Tutti vogliono la felicità, ma molti non la trovano, sottolinea

LONDRA, venerdì, 17 settembre 2010 (ZENIT.org).- “Ho la speranza che fra voi che oggi siete qui ad ascoltarmi vi siano alcuni dei futuri santi del ventunesimo secolo”, ha detto Papa Benedetto XVI questo venerdì a circa 4.000 studenti delle scuole cattoliche britanniche.

“Quando vi invito a diventare santi, vi sto chiedendo di non accontentarvi di seconde scelte”, ha affermato, chiedendo di aspirare invece a un “orizzonte più grande”.

Accompagnato dal Vescovo di Nottingham e presidente della Commissione Episcopale per l’Insegnamento, monsignor Malcolm P. McMahon, il Papa ha pronunciato il suo discorso nel campo sportivo del St Mary’s University College davanti a migliaia di studenti e in connessione on-line con tutte le scuole cattoliche britanniche.

“Non capita spesso ad un Papa – in verità nemmeno a qualsiasi altra persona – l’opportunità di parlare contemporaneamente agli studenti di tutte le scuole cattoliche dell’Inghilterra, del Galles e della Scozia”, ha confessato il Pontefice.

“E dal momento che ora io ho questa possibilità, c’è qualcosa che mi sta davvero molto a cuore di dirvi. Ho la speranza che fra voi che oggi siete qui ad ascoltarmi vi siano alcuni dei futuri santi del ventunesimo secolo”.

“La cosa che Dio desidera maggiormente per ciascuno di voi è che diventiate santi. Egli vi ama molto più di quanto voi possiate immaginare e desidera per voi il massimo. E la cosa migliore di tutte per voi è di gran lunga il crescere in santità”, ha aggiunto.

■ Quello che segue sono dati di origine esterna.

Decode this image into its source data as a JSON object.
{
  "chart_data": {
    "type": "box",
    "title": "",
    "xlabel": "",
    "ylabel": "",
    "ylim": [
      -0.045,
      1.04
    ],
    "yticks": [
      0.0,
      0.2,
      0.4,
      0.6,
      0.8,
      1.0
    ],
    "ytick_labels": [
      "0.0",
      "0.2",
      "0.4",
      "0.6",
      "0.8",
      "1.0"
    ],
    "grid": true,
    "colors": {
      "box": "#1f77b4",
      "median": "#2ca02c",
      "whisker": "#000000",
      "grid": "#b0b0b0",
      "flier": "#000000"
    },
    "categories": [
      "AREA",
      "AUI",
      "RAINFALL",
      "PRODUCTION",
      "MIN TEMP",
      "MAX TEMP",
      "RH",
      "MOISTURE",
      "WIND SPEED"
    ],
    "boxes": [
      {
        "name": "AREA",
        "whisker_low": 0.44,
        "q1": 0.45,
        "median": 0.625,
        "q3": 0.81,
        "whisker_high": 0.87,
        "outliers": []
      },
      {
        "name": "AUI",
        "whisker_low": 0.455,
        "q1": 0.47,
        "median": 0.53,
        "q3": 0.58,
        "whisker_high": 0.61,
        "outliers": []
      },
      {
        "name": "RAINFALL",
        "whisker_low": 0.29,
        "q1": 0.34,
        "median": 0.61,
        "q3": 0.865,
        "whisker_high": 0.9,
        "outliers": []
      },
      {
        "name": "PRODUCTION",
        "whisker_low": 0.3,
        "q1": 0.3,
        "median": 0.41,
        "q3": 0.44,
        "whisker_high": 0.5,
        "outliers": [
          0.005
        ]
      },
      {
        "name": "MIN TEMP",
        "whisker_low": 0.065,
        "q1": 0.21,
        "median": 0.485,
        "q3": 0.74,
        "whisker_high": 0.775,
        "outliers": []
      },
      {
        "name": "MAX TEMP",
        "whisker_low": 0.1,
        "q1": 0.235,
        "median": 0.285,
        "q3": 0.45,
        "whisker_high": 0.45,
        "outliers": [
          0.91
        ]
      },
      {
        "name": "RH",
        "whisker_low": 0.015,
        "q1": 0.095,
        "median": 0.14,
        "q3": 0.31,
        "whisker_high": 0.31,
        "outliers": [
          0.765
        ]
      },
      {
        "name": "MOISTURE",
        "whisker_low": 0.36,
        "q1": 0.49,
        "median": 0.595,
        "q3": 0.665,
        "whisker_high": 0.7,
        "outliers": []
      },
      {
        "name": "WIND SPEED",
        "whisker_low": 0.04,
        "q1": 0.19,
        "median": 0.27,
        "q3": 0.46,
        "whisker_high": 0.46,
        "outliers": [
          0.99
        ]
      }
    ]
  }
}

“Forse alcuni di voi non ci hanno mai pensato prima d’ora”, ha ammesso, invitando i giovani a chiedersi “quale tipo di persona” vorrebbero essere davvero.

“Avere soldi rende possibile essere generosi e fare del bene nel mondo, ma, da solo, non è sufficiente a renderci felici. Essere grandemente dotati in alcune attività o professioni è una cosa buona, ma non potrà mai soddisfarci, finché non puntiamo a qualcosa di ancora più grande. Potrà renderci famosi, ma non ci renderà felici”, ha riconosciuto il Vescovo di Roma.

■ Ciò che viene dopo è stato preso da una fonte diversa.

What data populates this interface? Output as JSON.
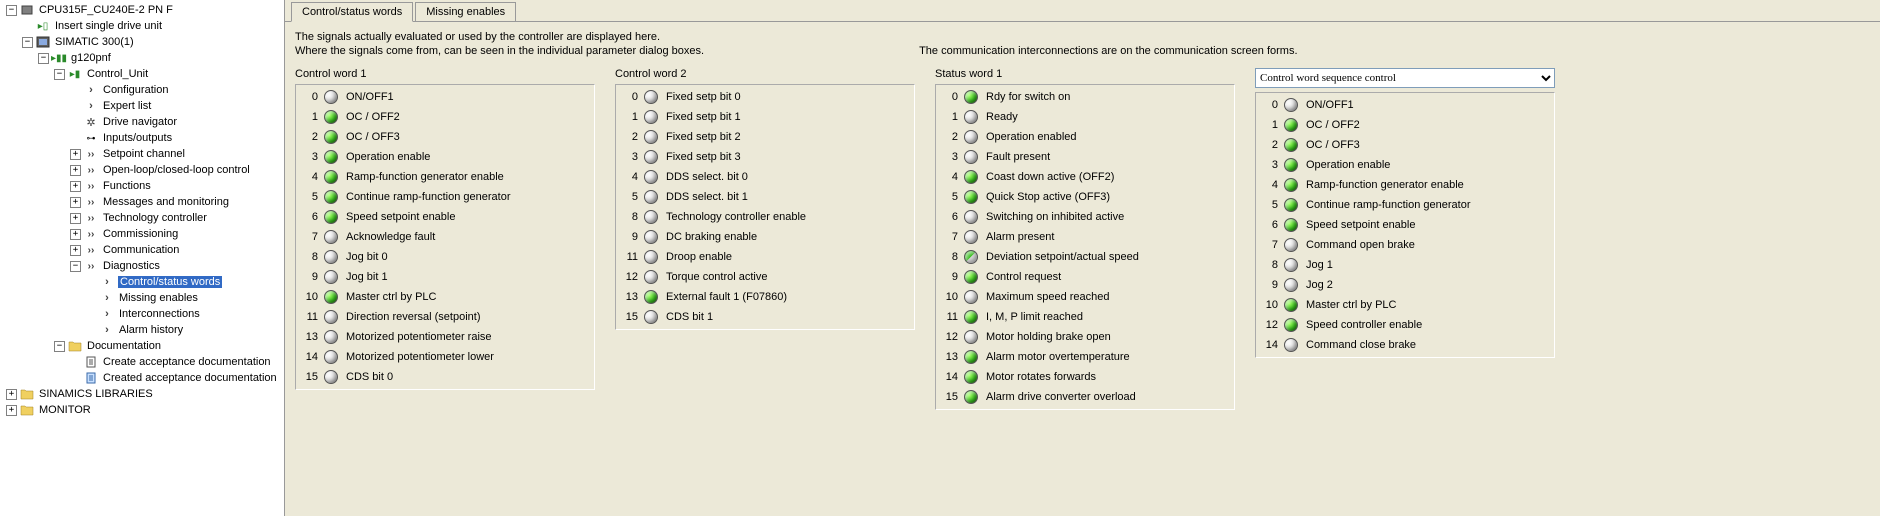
{
  "tree": [
    {
      "indent": 0,
      "exp": "-",
      "icon": "cpu",
      "label": "CPU315F_CU240E-2 PN F",
      "sel": false
    },
    {
      "indent": 1,
      "exp": "none",
      "icon": "insert",
      "label": "Insert single drive unit",
      "sel": false
    },
    {
      "indent": 1,
      "exp": "-",
      "icon": "device",
      "label": "SIMATIC 300(1)",
      "sel": false
    },
    {
      "indent": 2,
      "exp": "-",
      "icon": "drive",
      "label": "g120pnf",
      "sel": false
    },
    {
      "indent": 3,
      "exp": "-",
      "icon": "ctrl",
      "label": "Control_Unit",
      "sel": false
    },
    {
      "indent": 4,
      "exp": "none",
      "icon": "chev",
      "label": "Configuration",
      "sel": false
    },
    {
      "indent": 4,
      "exp": "none",
      "icon": "chev",
      "label": "Expert list",
      "sel": false
    },
    {
      "indent": 4,
      "exp": "none",
      "icon": "gear",
      "label": "Drive navigator",
      "sel": false
    },
    {
      "indent": 4,
      "exp": "none",
      "icon": "io",
      "label": "Inputs/outputs",
      "sel": false
    },
    {
      "indent": 4,
      "exp": "+",
      "icon": "dblchev",
      "label": "Setpoint channel",
      "sel": false
    },
    {
      "indent": 4,
      "exp": "+",
      "icon": "dblchev",
      "label": "Open-loop/closed-loop control",
      "sel": false
    },
    {
      "indent": 4,
      "exp": "+",
      "icon": "dblchev",
      "label": "Functions",
      "sel": false
    },
    {
      "indent": 4,
      "exp": "+",
      "icon": "dblchev",
      "label": "Messages and monitoring",
      "sel": false
    },
    {
      "indent": 4,
      "exp": "+",
      "icon": "dblchev",
      "label": "Technology controller",
      "sel": false
    },
    {
      "indent": 4,
      "exp": "+",
      "icon": "dblchev",
      "label": "Commissioning",
      "sel": false
    },
    {
      "indent": 4,
      "exp": "+",
      "icon": "dblchev",
      "label": "Communication",
      "sel": false
    },
    {
      "indent": 4,
      "exp": "-",
      "icon": "dblchev",
      "label": "Diagnostics",
      "sel": false
    },
    {
      "indent": 5,
      "exp": "none",
      "icon": "chev",
      "label": "Control/status words",
      "sel": true
    },
    {
      "indent": 5,
      "exp": "none",
      "icon": "chev",
      "label": "Missing enables",
      "sel": false
    },
    {
      "indent": 5,
      "exp": "none",
      "icon": "chev",
      "label": "Interconnections",
      "sel": false
    },
    {
      "indent": 5,
      "exp": "none",
      "icon": "chev",
      "label": "Alarm history",
      "sel": false
    },
    {
      "indent": 3,
      "exp": "-",
      "icon": "folder",
      "label": "Documentation",
      "sel": false
    },
    {
      "indent": 4,
      "exp": "none",
      "icon": "doc",
      "label": "Create acceptance documentation",
      "sel": false
    },
    {
      "indent": 4,
      "exp": "none",
      "icon": "doc2",
      "label": "Created acceptance documentation",
      "sel": false
    },
    {
      "indent": 0,
      "exp": "+",
      "icon": "folder",
      "label": "SINAMICS LIBRARIES",
      "sel": false
    },
    {
      "indent": 0,
      "exp": "+",
      "icon": "folder",
      "label": "MONITOR",
      "sel": false
    }
  ],
  "tabs": [
    {
      "label": "Control/status words",
      "active": true
    },
    {
      "label": "Missing enables",
      "active": false
    }
  ],
  "descr_line1": "The signals actually evaluated or used by the controller are displayed here.",
  "descr_line2": "Where the signals come from, can be seen in the individual parameter dialog boxes.",
  "descr_right": "The communication interconnections are on the communication screen forms.",
  "selector_value": "Control word sequence control",
  "columns": [
    {
      "header": "Control word 1",
      "bits": [
        {
          "n": 0,
          "s": "off",
          "t": "ON/OFF1"
        },
        {
          "n": 1,
          "s": "on",
          "t": "OC / OFF2"
        },
        {
          "n": 2,
          "s": "on",
          "t": "OC / OFF3"
        },
        {
          "n": 3,
          "s": "on",
          "t": "Operation enable"
        },
        {
          "n": 4,
          "s": "on",
          "t": "Ramp-function generator enable"
        },
        {
          "n": 5,
          "s": "on",
          "t": "Continue ramp-function generator"
        },
        {
          "n": 6,
          "s": "on",
          "t": "Speed setpoint enable"
        },
        {
          "n": 7,
          "s": "off",
          "t": "Acknowledge fault"
        },
        {
          "n": 8,
          "s": "off",
          "t": "Jog bit 0"
        },
        {
          "n": 9,
          "s": "off",
          "t": "Jog bit 1"
        },
        {
          "n": 10,
          "s": "on",
          "t": "Master ctrl by PLC"
        },
        {
          "n": 11,
          "s": "off",
          "t": "Direction reversal (setpoint)"
        },
        {
          "n": 13,
          "s": "off",
          "t": "Motorized potentiometer raise"
        },
        {
          "n": 14,
          "s": "off",
          "t": "Motorized potentiometer lower"
        },
        {
          "n": 15,
          "s": "off",
          "t": "CDS bit 0"
        }
      ]
    },
    {
      "header": "Control word 2",
      "bits": [
        {
          "n": 0,
          "s": "off",
          "t": "Fixed setp bit 0"
        },
        {
          "n": 1,
          "s": "off",
          "t": "Fixed setp bit 1"
        },
        {
          "n": 2,
          "s": "off",
          "t": "Fixed setp bit 2"
        },
        {
          "n": 3,
          "s": "off",
          "t": "Fixed setp bit 3"
        },
        {
          "n": 4,
          "s": "off",
          "t": "DDS select. bit 0"
        },
        {
          "n": 5,
          "s": "off",
          "t": "DDS select. bit 1"
        },
        {
          "n": 8,
          "s": "off",
          "t": "Technology controller enable"
        },
        {
          "n": 9,
          "s": "off",
          "t": "DC braking enable"
        },
        {
          "n": 11,
          "s": "off",
          "t": "Droop enable"
        },
        {
          "n": 12,
          "s": "off",
          "t": "Torque control active"
        },
        {
          "n": 13,
          "s": "on",
          "t": "External fault 1 (F07860)"
        },
        {
          "n": 15,
          "s": "off",
          "t": "CDS bit 1"
        }
      ]
    },
    {
      "header": "Status word 1",
      "bits": [
        {
          "n": 0,
          "s": "on",
          "t": "Rdy for switch on"
        },
        {
          "n": 1,
          "s": "off",
          "t": "Ready"
        },
        {
          "n": 2,
          "s": "off",
          "t": "Operation enabled"
        },
        {
          "n": 3,
          "s": "off",
          "t": "Fault present"
        },
        {
          "n": 4,
          "s": "on",
          "t": "Coast down active (OFF2)"
        },
        {
          "n": 5,
          "s": "on",
          "t": "Quick Stop active (OFF3)"
        },
        {
          "n": 6,
          "s": "off",
          "t": "Switching on inhibited active"
        },
        {
          "n": 7,
          "s": "off",
          "t": "Alarm present"
        },
        {
          "n": 8,
          "s": "half",
          "t": "Deviation setpoint/actual speed"
        },
        {
          "n": 9,
          "s": "on",
          "t": "Control request"
        },
        {
          "n": 10,
          "s": "off",
          "t": "Maximum speed reached"
        },
        {
          "n": 11,
          "s": "on",
          "t": "I, M, P limit reached"
        },
        {
          "n": 12,
          "s": "off",
          "t": "Motor holding brake open"
        },
        {
          "n": 13,
          "s": "on",
          "t": "Alarm motor overtemperature"
        },
        {
          "n": 14,
          "s": "on",
          "t": "Motor rotates forwards"
        },
        {
          "n": 15,
          "s": "on",
          "t": "Alarm drive converter overload"
        }
      ]
    },
    {
      "header": "",
      "selector": true,
      "bits": [
        {
          "n": 0,
          "s": "off",
          "t": "ON/OFF1"
        },
        {
          "n": 1,
          "s": "on",
          "t": "OC / OFF2"
        },
        {
          "n": 2,
          "s": "on",
          "t": "OC / OFF3"
        },
        {
          "n": 3,
          "s": "on",
          "t": "Operation enable"
        },
        {
          "n": 4,
          "s": "on",
          "t": "Ramp-function generator enable"
        },
        {
          "n": 5,
          "s": "on",
          "t": "Continue ramp-function generator"
        },
        {
          "n": 6,
          "s": "on",
          "t": "Speed setpoint enable"
        },
        {
          "n": 7,
          "s": "off",
          "t": "Command open brake"
        },
        {
          "n": 8,
          "s": "off",
          "t": "Jog 1"
        },
        {
          "n": 9,
          "s": "off",
          "t": "Jog 2"
        },
        {
          "n": 10,
          "s": "on",
          "t": "Master ctrl by PLC"
        },
        {
          "n": 12,
          "s": "on",
          "t": "Speed controller enable"
        },
        {
          "n": 14,
          "s": "off",
          "t": "Command close brake"
        }
      ]
    }
  ]
}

“La felicità è qualcosa che tutti desideriamo, ma una delle grandi tragedie di questo mondo è che così tanti non riescono mai a trovarla, perché la cercano nei posti sbagliati”.

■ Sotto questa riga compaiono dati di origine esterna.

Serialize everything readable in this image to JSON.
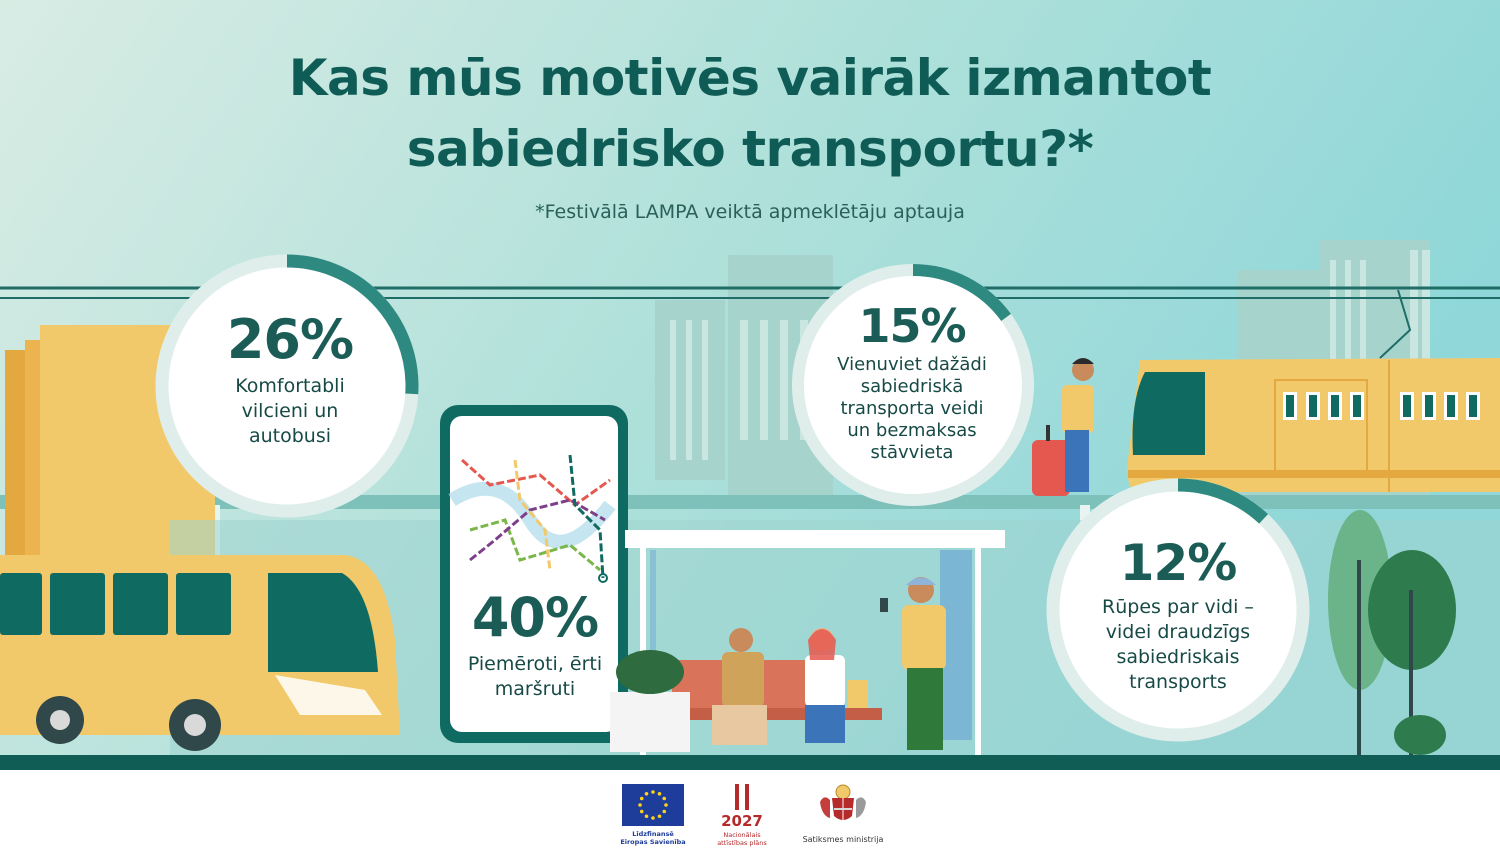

Per questo, ha ricordato, “la vera felicità va cercata in Dio. Abbiamo bisogno del coraggio di porre le nostre speranze più profonde solo in Dio: non nel denaro, in una carriera, nel successo mondano, o nelle nostre relazioni con gli altri, ma in Dio. Lui solo può soddisfare il bisogno più profondo del nostro cuore”.

Il Papa ha quindi voluto invitare i giovani ad essere amici di Dio. “Una volta che voi siete entrati in amicizia con Dio, ogni cosa nella vostra vita inizia a cambiare. Mentre giungete a conoscerlo meglio, vi rendete conto di voler riflettere nella vostra stessa vita qualcosa della sua infinita bontà”.

“Quando queste cose iniziano a starvi a cuore, siete già pienamente incamminati sulla via della santità”, ha affermato, invitando i ragazzi “non solo ad essere buoni studenti, ma buoni cittadini e buone persone”.

“Ricordate sempre che ogni materia che studiate si inserisce in un orizzonte più ampio. Non riducetevi mai ad un orizzonte ristretto. Il mondo ha bisogno di buoni scienziati, ma una prospettiva scientifica diventa pericolosamente angusta, se ignora la dimensione etica e religiosa della vita, così come la religione diventa angusta, se rifiuta il legittimo contributo della scienza alla nostra comprensione del mondo”.

“Abbiamo bisogno di buoni storici, filosofi ed economisti, ma se la percezione che essi offrono della vita umana all’interno del loro specifico campo è centrata su di una prospettiva troppo ristretta, essi possono seriamente portarci fuori strada”.

Benedetto XVI si è rivolto anche agli alunni non cattolici che studiano in queste scuole, esortandoli a sentirsi “incoraggiati a praticare la virtù e a crescere nella conoscenza ed amicizia con Dio, assieme ai vostri compagni cattolici”.

“Voi siete per loro il richiamo all’orizzonte più vasto che esiste fuori della scuola ed è fuor di dubbio che il rispetto e l’amicizia per membri di altre tradizioni religiose debba essere tra le virtù che si apprendono in una scuola cattolica”, ha concluso.